Priceline CEO Says People Trump Tech in Dealmaking

Priceline.com (PCLN) has turned itself into a $95 billion Internet travel behemoth in large part thanks to deft dealmaking.

But that success has been predicated on targeting M&A prospects for their people as much as for the tech at those companies, Priceline CEO Glenn Fogel told the Fortune Brainstorm Tech conference in Aspen, Colo. on Monday. The company, whose shares have risen 32% since Fogel took the reins as CEO on January 1, owns Booking.com, KAYAK, agoda.com, Rentalcars.com, and OpenTable—in addition to its namesake brand.

“IP (intellectual property) is great, but the fact is everything changes so rapidly,” Fogel told Fortune‘s Adam Lashinsky on stage. “You’ve got to be making sure you’re getting the great people with that IP.” He added: “You spent all this money to buy these companies and then what, you’re going to let them go?”

Fogel, a 16-year Priceline.com veteran credited with landing some of the travel company’s most valuable brands, got the nod after the company fired previous CEO Darren Huston in 2016 for having an affair with an unidentified employee. (Executive chairman Jeff Boyd, a former CEO, stepped back into his old job on an interim basis.)

A longtime dealmaker, Fogel said it was also important that such people be good fit, beyond their tech prowess. “A cultural conflict is one of the biggest reasons M&A transactions fail,” he said.

Priceline.com’s business is firing on all cylinders; in the first quarter, gross travel bookings for company rose 24%. And Fogel sees Priceline as still having a lot of untapped potential in top markets like the U.S. and China. Without giving specifics, he said he wants to further integrate the capabilities of his company’s different brands, pointing, for example, to long lines at check-ins at hotels in Las Vegas and the absurdity of having to wait to have a key made when registering. He wants travel to become “frictionless.”

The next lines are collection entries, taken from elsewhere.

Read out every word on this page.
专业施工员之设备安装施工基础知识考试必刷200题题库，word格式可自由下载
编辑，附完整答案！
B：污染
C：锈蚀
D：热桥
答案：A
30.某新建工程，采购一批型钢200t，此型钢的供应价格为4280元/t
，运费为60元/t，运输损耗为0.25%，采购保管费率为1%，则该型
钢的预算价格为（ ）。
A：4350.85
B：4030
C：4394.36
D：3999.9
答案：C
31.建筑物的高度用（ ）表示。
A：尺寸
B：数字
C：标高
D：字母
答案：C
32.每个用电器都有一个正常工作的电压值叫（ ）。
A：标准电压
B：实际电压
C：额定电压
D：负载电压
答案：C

As for the prospect of changing the name of the company to reflect the growth of its other brands, Fogel gingerly sidestepped the inquiry while acknowledging that the idea has come up.

“We are willing to experiment,” Fogel said. “We kill sacred cows.” After all, he pointed out, the company had long since de-emphasized the “name-your-price” air travel booking model that made it prominent in its first years.

Correction (July 19, 4:50 pm): An earlier version of this article mistakenly said that Fogel was previously a banker at Morgan Stanley. In fact, he was a trader at Morgan Stanley and a banker at Kidder Peabody.